The biggest mistake would have to be doing too little scouting or not scouting effectively. A lot of hunters like to go out and, rather than paying attention to what the birds are doing, they call one in. They want to see that turkey and get the “pump” before the season. That’s a big mistake — to try to call before the season starts.
Is there a time when it is wise to use a turkey call when scouting?
It’s best not to use turkey calls at all when doing your pre-season turkey scouting. If you do call, use a locator call like a coyote howl, an owl hooter or a crow call. You don’t want to run the risk of calling that bird in prior to the season and boogering him. It might not make a difference later. Or it might. Why take that chance?
Is it possible to scout too much for turkeys?

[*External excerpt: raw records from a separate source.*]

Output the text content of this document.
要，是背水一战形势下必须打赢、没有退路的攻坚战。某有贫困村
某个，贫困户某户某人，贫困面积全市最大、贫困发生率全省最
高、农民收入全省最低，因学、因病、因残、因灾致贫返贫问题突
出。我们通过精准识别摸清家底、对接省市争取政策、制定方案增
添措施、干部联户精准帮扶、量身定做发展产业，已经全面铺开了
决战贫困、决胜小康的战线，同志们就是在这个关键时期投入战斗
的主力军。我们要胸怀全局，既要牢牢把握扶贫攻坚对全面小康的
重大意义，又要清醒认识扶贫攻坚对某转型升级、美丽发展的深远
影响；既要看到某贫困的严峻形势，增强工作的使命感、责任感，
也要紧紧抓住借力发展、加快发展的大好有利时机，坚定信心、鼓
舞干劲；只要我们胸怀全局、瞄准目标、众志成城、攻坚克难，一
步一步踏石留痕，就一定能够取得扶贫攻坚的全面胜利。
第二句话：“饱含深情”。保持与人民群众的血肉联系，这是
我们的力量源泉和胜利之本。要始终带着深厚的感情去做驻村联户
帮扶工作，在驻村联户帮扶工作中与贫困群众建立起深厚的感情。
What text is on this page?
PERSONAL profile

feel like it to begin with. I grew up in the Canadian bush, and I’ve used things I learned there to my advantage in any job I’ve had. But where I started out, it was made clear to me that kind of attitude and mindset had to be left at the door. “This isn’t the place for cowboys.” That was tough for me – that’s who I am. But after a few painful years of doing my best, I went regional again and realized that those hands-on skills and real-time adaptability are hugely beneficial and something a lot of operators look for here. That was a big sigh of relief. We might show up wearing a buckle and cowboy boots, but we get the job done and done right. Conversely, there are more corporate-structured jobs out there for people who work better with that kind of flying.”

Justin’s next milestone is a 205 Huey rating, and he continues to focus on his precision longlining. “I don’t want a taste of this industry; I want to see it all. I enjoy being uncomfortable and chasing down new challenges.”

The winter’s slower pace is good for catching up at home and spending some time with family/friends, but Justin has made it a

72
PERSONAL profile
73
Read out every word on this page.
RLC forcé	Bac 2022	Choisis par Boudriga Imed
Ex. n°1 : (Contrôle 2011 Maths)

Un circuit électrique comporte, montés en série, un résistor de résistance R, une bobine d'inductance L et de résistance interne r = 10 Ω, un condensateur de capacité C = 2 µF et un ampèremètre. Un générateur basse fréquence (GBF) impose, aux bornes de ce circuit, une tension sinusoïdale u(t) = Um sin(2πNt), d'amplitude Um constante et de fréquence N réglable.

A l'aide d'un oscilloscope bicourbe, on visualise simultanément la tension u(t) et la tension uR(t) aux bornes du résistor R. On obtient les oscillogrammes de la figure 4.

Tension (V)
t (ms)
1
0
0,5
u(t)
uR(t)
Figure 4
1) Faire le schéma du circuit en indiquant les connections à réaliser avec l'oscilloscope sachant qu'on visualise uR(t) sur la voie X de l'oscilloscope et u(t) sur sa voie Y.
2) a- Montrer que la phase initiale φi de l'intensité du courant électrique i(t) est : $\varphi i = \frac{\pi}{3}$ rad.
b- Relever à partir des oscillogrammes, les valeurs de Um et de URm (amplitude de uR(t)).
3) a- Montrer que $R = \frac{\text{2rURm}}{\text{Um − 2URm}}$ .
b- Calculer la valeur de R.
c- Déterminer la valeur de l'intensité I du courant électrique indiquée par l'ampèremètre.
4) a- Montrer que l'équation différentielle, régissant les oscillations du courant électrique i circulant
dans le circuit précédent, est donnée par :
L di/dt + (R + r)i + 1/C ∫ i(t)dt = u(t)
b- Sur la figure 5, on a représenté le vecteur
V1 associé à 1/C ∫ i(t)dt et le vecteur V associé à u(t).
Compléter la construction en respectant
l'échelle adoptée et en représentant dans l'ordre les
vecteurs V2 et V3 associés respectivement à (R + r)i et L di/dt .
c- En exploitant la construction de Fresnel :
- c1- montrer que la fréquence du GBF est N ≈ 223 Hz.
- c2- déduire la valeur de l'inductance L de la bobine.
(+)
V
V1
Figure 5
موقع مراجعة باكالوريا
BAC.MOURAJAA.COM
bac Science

Probably not, if it’s done wisely and effectively. That means not bumping them off the roost or bumping them out of their strut zones. You really need to sneak around and make sure you’re not seen. Obviously a turkey’s not going to smell you and smell where you’ve been, and if you’re quiet, he won’t hear you either. But if he sees you, that’s how you’re going to screw up an area.
When is the best time to start your most intensive pre-season turkey scouting?
As soon as they start gobbling. That’s also when turkeys begin their initial flock split-up. It’s good to know where the birds are when they’re in their full flocks. And then, when they split up, it’s helpful to know where those 2-year-olds get pushed off to because those are the birds you’re looking for.
Public land versus private land — should they be scouted differently?
Many folks do scout public lands differently, because they’re trying to find areas they think will be less crowded by hunters. They’ll focus their attention on trying to find and scout those places that are farthest away from any access points or roads.
How important is it that a hunter knows how to use several different types of locator calls?
It’s important, because you never know what that turkey’s going to gobble to. A lot of folks use a coyote howler — one that’s really loud and easy to use. And they have more luck getting the birds to respond to coyote howls than anything else. Other folks might have the same luck with another kind of locator call.
What are the most important pieces of equipment when it comes to scouting successfully and effectively?
A good locator call, a good pair of shoes and a good set of binoculars are most crucial to pre-season turkey scouting. And buy shoes, we mean a good hiking boot that will allow you to cover a lot of ground.
Always carry a pair of binoculars to observe the birds from a distance as opposed to close range. It’s typically best to see where they’re at from a quarter mile, as opposed to 40 or 50 yards. You don’t want to be anywhere close to those turkeys; you don’t want to bump them. Listen from a distance, and look from a distance.
A lot of hunters think that once the season starts, scouting’s over and done with. True?
Not by a long shot. You should be constantly scouting and learning how to become a better hunter. And that all falls into scouting. What you’ve learned while hunting one day is oftentimes what helps you kill that bird the next.
Meet M.D. Johnson
Originally from Ohio, M.D. Johnson, and his wife/business partner, Julia, spent 18 years in Iowa before relocating to her native Washington state in 2015. A full-time freelance outdoor writer since 1992, Johnson, with the photographic assistance of his wife, has authored and illustrated six full-length books, including three on waterfowl hunting. Today, The Johnsons reside in Wahkiakum County, where they both enjoy a 107-day duck season, salmon fishing, and everything the wonderful Pacific Northwest has to offer. Oh, and if you ask, M.D. will tell you he prefers 16 gauge doubles to anything else.